• 68°

Bye old friend, you sat so well

Inanimate objects, houses, cars, couches, do not have feelings. They don't care who owns them or if pass to new owners. On an intellectual level, I know this is true.

That's why my feelings about my old couch were so confusing.

"Here's an extra throw pillow," I said to the guy carrying it out the door. "Make sure you put it with the others."

As they put my old friend in the truck I thought about last week, when he – don't ask me how I know it's a he I just know – split a cushion. After years of service, life with us caught up with him.

"There is a little split place on the couch," I told my husband. "It's on the center cushion, see."

"Turn the cushion over," he said.

Sounded good. I flipped it and to my horror found two splits on that side.

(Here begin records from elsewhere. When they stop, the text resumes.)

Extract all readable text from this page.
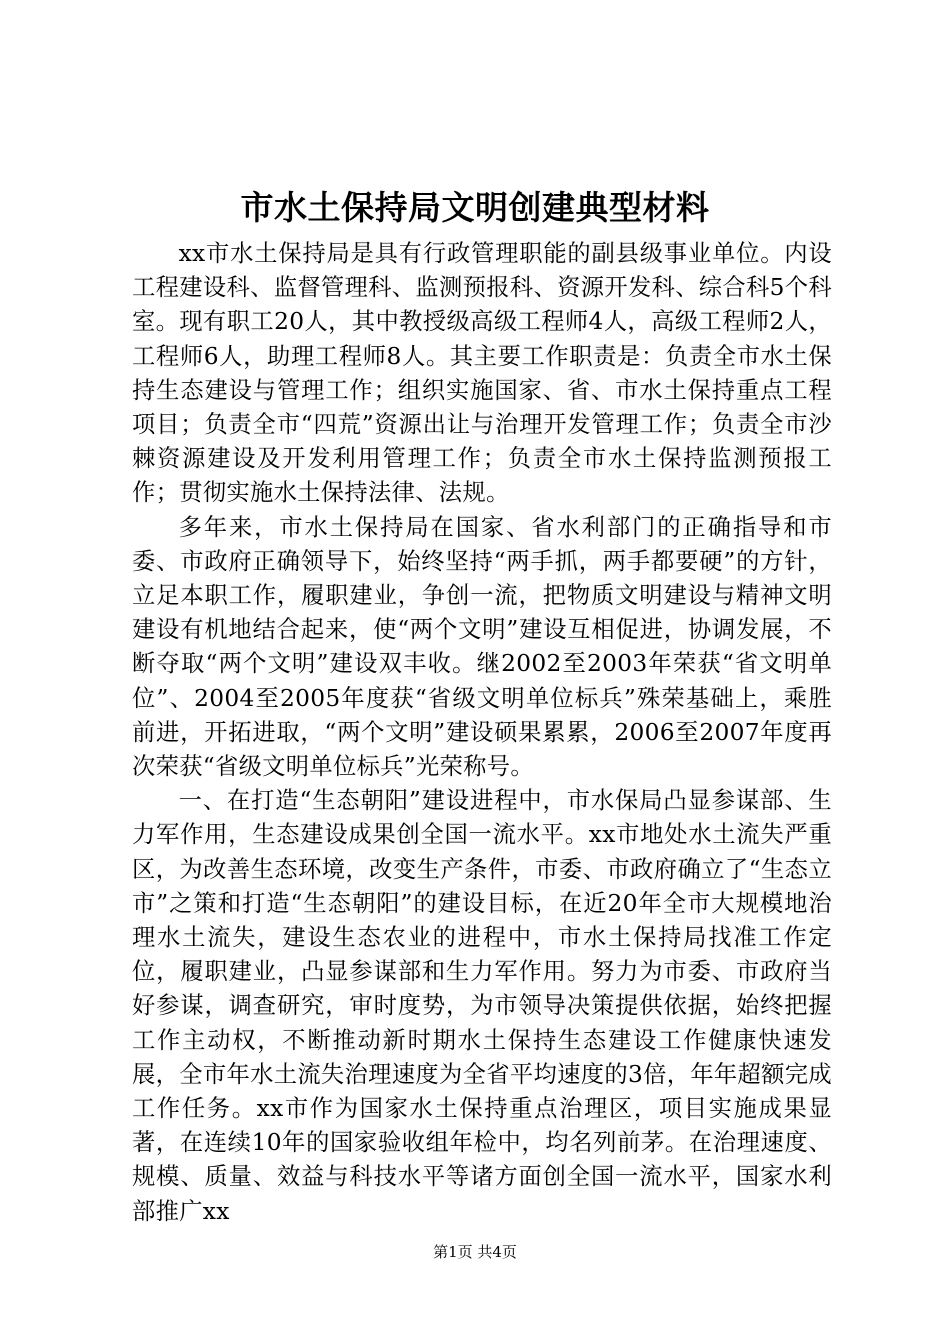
市水土保持局文明创建典型材料

xx市水土保持局是具有行政管理职能的副县级事业单位。内设工程建设科、监督管理科、监测预报科、资源开发科、综合科5个科室。现有职工20人，其中教授级高级工程师4人，高级工程师2人，工程师6人，助理工程师8人。其主要工作职责是：负责全市水土保持生态建设与管理工作；组织实施国家、省、市水土保持重点工程项目；负责全市“四荒”资源出让与治理开发管理工作；负责全市沙棘资源建设及开发利用管理工作；负责全市水土保持监测预报工作；贯彻实施水土保持法律、法规。

多年来，市水土保持局在国家、省水利部门的正确指导和市委、市政府正确领导下，始终坚持“两手抓，两手都要硬”的方针，立足本职工作，履职建业，争创一流，把物质文明建设与精神文明建设有机地结合起来，使“两个文明”建设互相促进，协调发展，不断夺取“两个文明”建设双丰收。继2002至2003年荣获“省文明单位”、2004至2005年度获“省级文明单位标兵”殊荣基础上，乘胜前进，开拓进取，“两个文明”建设硕果累累，2006至2007年度再次荣获“省级文明单位标兵”光荣称号。

一、在打造“生态朝阳”建设进程中，市水保局凸显参谋部、生力军作用，生态建设成果创全国一流水平。xx市地处水土流失严重区，为改善生态环境，改变生产条件，市委、市政府确立了“生态立市”之策和打造“生态朝阳”的建设目标，在近20年全市大规模地治理水土流失，建设生态农业的进程中，市水土保持局找准工作定位，履职建业，凸显参谋部和生力军作用。努力为市委、市政府当好参谋，调查研究，审时度势，为市领导决策提供依据，始终把握工作主动权，不断推动新时期水土保持生态建设工作健康快速发展，全市年水土流失治理速度为全省平均速度的3倍，年年超额完成工作任务。xx市作为国家水土保持重点治理区，项目实施成果显著，在连续10年的国家验收组年检中，均名列前茅。在治理速度、规模、质量、效益与科技水平等诸方面创全国一流水平，国家水利部推广xx

第1页 共4页
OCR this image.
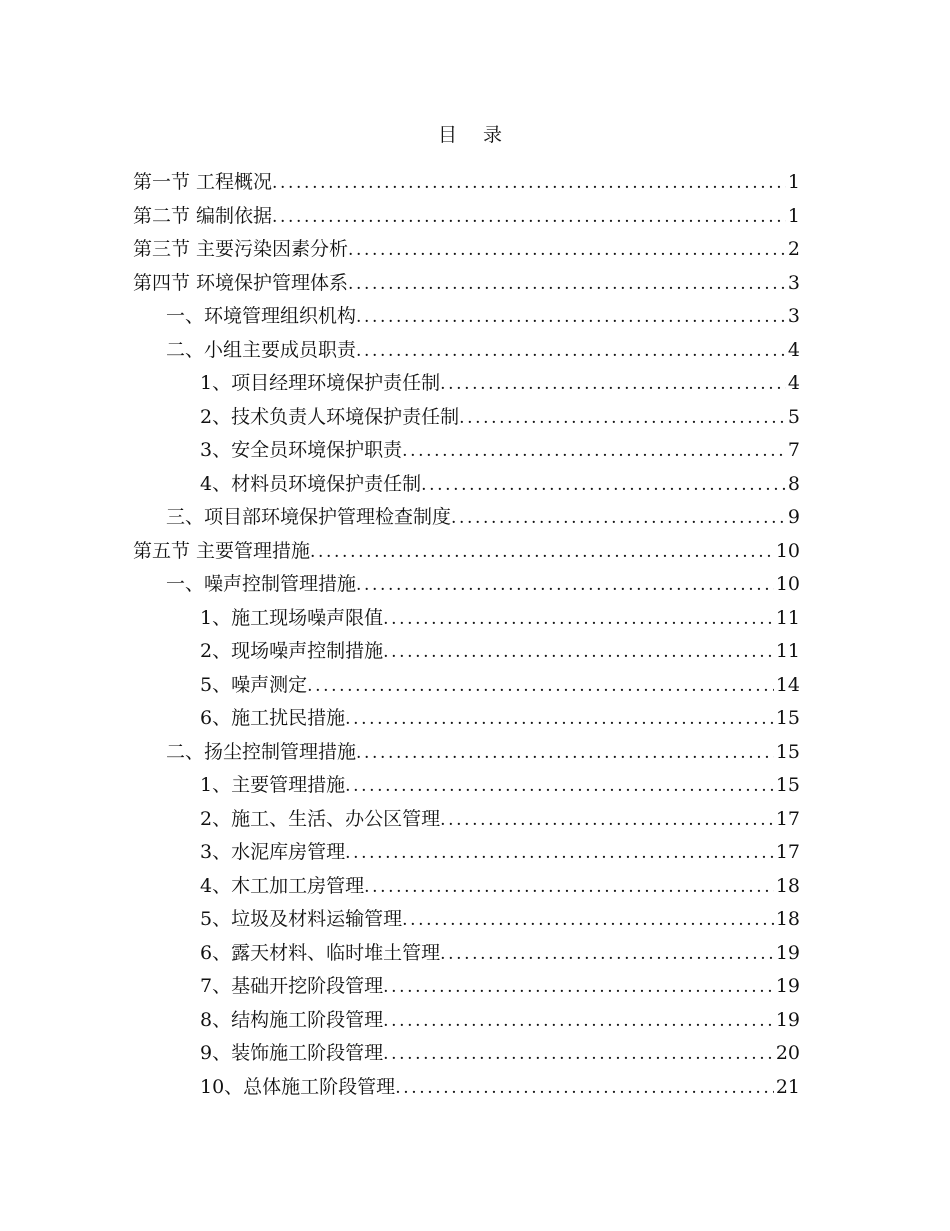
目 录
第一节 工程概况 .....	1
第二节 编制依据 .....	1
第三节 主要污染因素分析 .....	2
第四节 环境保护管理体系 .....	3
一、环境管理组织机构 .....	3
二、小组主要成员职责 .....	4
1、项目经理环境保护责任制 .....	4
2、技术负责人环境保护责任制 .....	5
3、安全员环境保护职责 .....	7
4、材料员环境保护责任制 .....	8
三、项目部环境保护管理检查制度 .....	9
第五节 主要管理措施 .....	10
一、噪声控制管理措施 .....	10
1、施工现场噪声限值 .....	11
2、现场噪声控制措施 .....	11
5、噪声测定 .....	14
6、施工扰民措施 .....	15
二、扬尘控制管理措施 .....	15
1、主要管理措施 .....	15
2、施工、生活、办公区管理 .....	17
3、水泥库房管理 .....	17
4、木工加工房管理 .....	18
5、垃圾及材料运输管理 .....	18
6、露天材料、临时堆土管理 .....	19
7、基础开挖阶段管理 .....	19
8、结构施工阶段管理 .....	19
9、装饰施工阶段管理 .....	20
10、总体施工阶段管理 .....	21
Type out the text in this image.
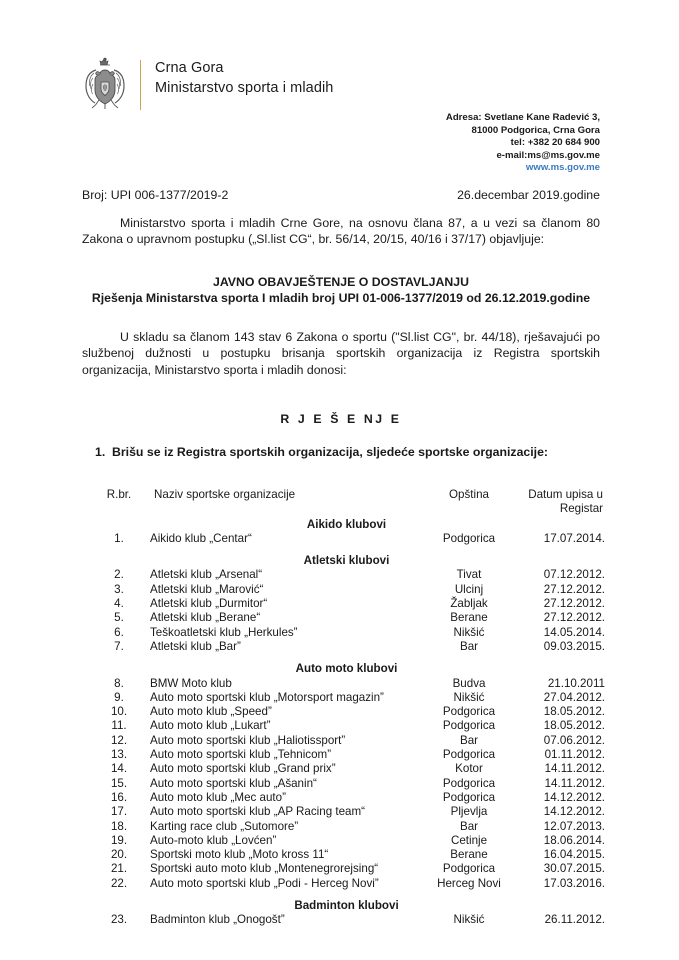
Crna Gora
Ministarstvo sporta i mladih
Adresa: Svetlane Kane Radević 3,
81000 Podgorica, Crna Gora
tel: +382 20 684 900
e-mail:ms@ms.gov.me
www.ms.gov.me
Broj: UPI 006-1377/2019-2	26.decembar 2019.godine
Ministarstvo sporta i mladih Crne Gore, na osnovu člana 87, a u vezi sa članom 80 Zakona o upravnom postupku („Sl.list CG“, br. 56/14, 20/15, 40/16 i 37/17) objavljuje:
JAVNO OBAVJEŠTENJE O DOSTAVLJANJU
Rješenja Ministarstva sporta I mladih broj UPI 01-006-1377/2019 od 26.12.2019.godine
U skladu sa članom 143 stav 6 Zakona o sportu ("Sl.list CG", br. 44/18), rješavajući po službenoj dužnosti u postupku brisanja sportskih organizacija iz Registra sportskih organizacija, Ministarstvo sporta i mladih donosi:
R J E Š E NJ E
1. Brišu se iz Registra sportskih organizacija, sljedeće sportske organizacije:
R.br.	Naziv sportske organizacije	Opština	Datum upisa u
			Registar
Aikido klubovi			
1.	Aikido klub „Centar“	Podgorica	17.07.2014.

Atletski klubovi			
2.	Atletski klub „Arsenal“	Tivat	07.12.2012.
3.	Atletski klub „Marović“	Ulcinj	27.12.2012.
4.	Atletski klub „Durmitor“	Žabljak	27.12.2012.
5.	Atletski klub „Berane“	Berane	27.12.2012.
6.	Teškoatletski klub „Herkules”	Nikšić	14.05.2014.
7.	Atletski klub „Bar”	Bar	09.03.2015.

Auto moto klubovi			
8.	BMW Moto klub	Budva	21.10.2011
9.	Auto moto sportski klub „Motorsport magazin”	Nikšić	27.04.2012.
10.	Auto moto klub „Speed”	Podgorica	18.05.2012.
11.	Auto moto klub „Lukart”	Podgorica	18.05.2012.
12.	Auto moto sportski klub „Haliotissport”	Bar	07.06.2012.
13.	Auto moto sportski klub „Tehnicom”	Podgorica	01.11.2012.
14.	Auto moto sportski klub „Grand prix”	Kotor	14.11.2012.
15.	Auto moto sportski klub „Ašanin“	Podgorica	14.11.2012.
16.	Auto moto klub „Mec auto”	Podgorica	14.12.2012.
17.	Auto moto sportski klub „AP Racing team“	Pljevlja	14.12.2012.
18.	Karting race club „Sutomore”	Bar	12.07.2013.
19.	Auto-moto klub „Lovćen”	Cetinje	18.06.2014.
20.	Sportski moto klub „Moto kross 11“	Berane	16.04.2015.
21.	Sportski auto moto klub „Montenegrorejsing“	Podgorica	30.07.2015.
22.	Auto moto sportski klub „Podi - Herceg Novi”	Herceg Novi	17.03.2016.

Badminton klubovi			
23.	Badminton klub „Onogošt”	Nikšić	26.11.2012.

"Oh no," I said. "This is awful."

As I surveyed the problem, my child watched with a grin.

"Well, that's not good," I said. "It is only a matter of time before she discovers there is stuffing under there."

"Yeah, one day the insides of the couch will be on the floor," my husband said.

That was when I knew my friend, the couch with the blue background and burgundy flowers, had to go.

I considered reupholstering, but it wasn't cost effective considering my pal was not young anymore.

"The frame is in great shape," I said. "It's such a little split."

"Yes, but think of how much you will have in an old couch," my husband said.

I knew he was right, so the shopping began. I picked up cushions, examined colors and sat on couches.

It was a process I went through when my couch, the one waiting at home while I searched for his replacement, joined our family.

I was about to give up when I spotted it sitting near the front of the store.

"I like this one," I said to sales person, a childhood friend of mine. "The colors are different, but I think it will work."

"Take a cushion home and try it," she said.

So I sneaked in the house and with my back to my faithful couch, tried the new cushion with my chairs.

"I think it could be the one," I told my husband. "Come with me tomorrow and see what you think."

"I'll trust your judgment," he said.

The next day, after a couple more trial sits, it was decided.

"We can deliver it Tuesday," my friend said filling out paperwork.

"I have to figure out what I'll do with my old couch," I said.

"We can haul it away for you," she said.

I wasn't ready to make that decision; I told her I'd let her know.

"I want someone who can use it to get this couch," I said to my husband, running my fingers over my flowered buddy's back. "It has lots of years left and it's worth something, too."

So, I called sisters, children, parents, asking if anyone needed a piece of much-loved furniture. I came up empty.

Then I advertised hoping to find a home that way. Nothing.

"It has to be gone by Tuesday," my husband said. "We don't have a place to store it. We agreed it would go."

By Tuesday morning, I admitted defeat. Not one person wanted my comfortable companion.

When hope was gone, it happened.

"How does she like the new couch?" my child's teacher asked as we arrived for summer class.

"We don't have it yet," I said. "It comes today."

Then I heard wonderful words.

"Mother wanted to know what you're doing with the old couch," she said. "She might want it."

Inside I screamed with joy. Her mother is an expert at upholstery, a perfect match for my couch.

"I'll call her and talk to her about it," I said, trying to tone down my excitement.

Sure enough, we made an agreement. We even worked it so she picked the couch up at the furniture store.

So Tuesday my chum was loaded into a truck and driven away.

I felt sad as I watched him go.

Furniture is furniture, but I think that couch and I bonded.

I'm adjusting to my new friend. She is bigger and fluffier, her colors more muted, but she's growing on me every time I walk through the living room.

I think I handled the loss of my couch. I know he has a good home and will be happy.

I'm fine now, but if my van ever dies, I won't survive.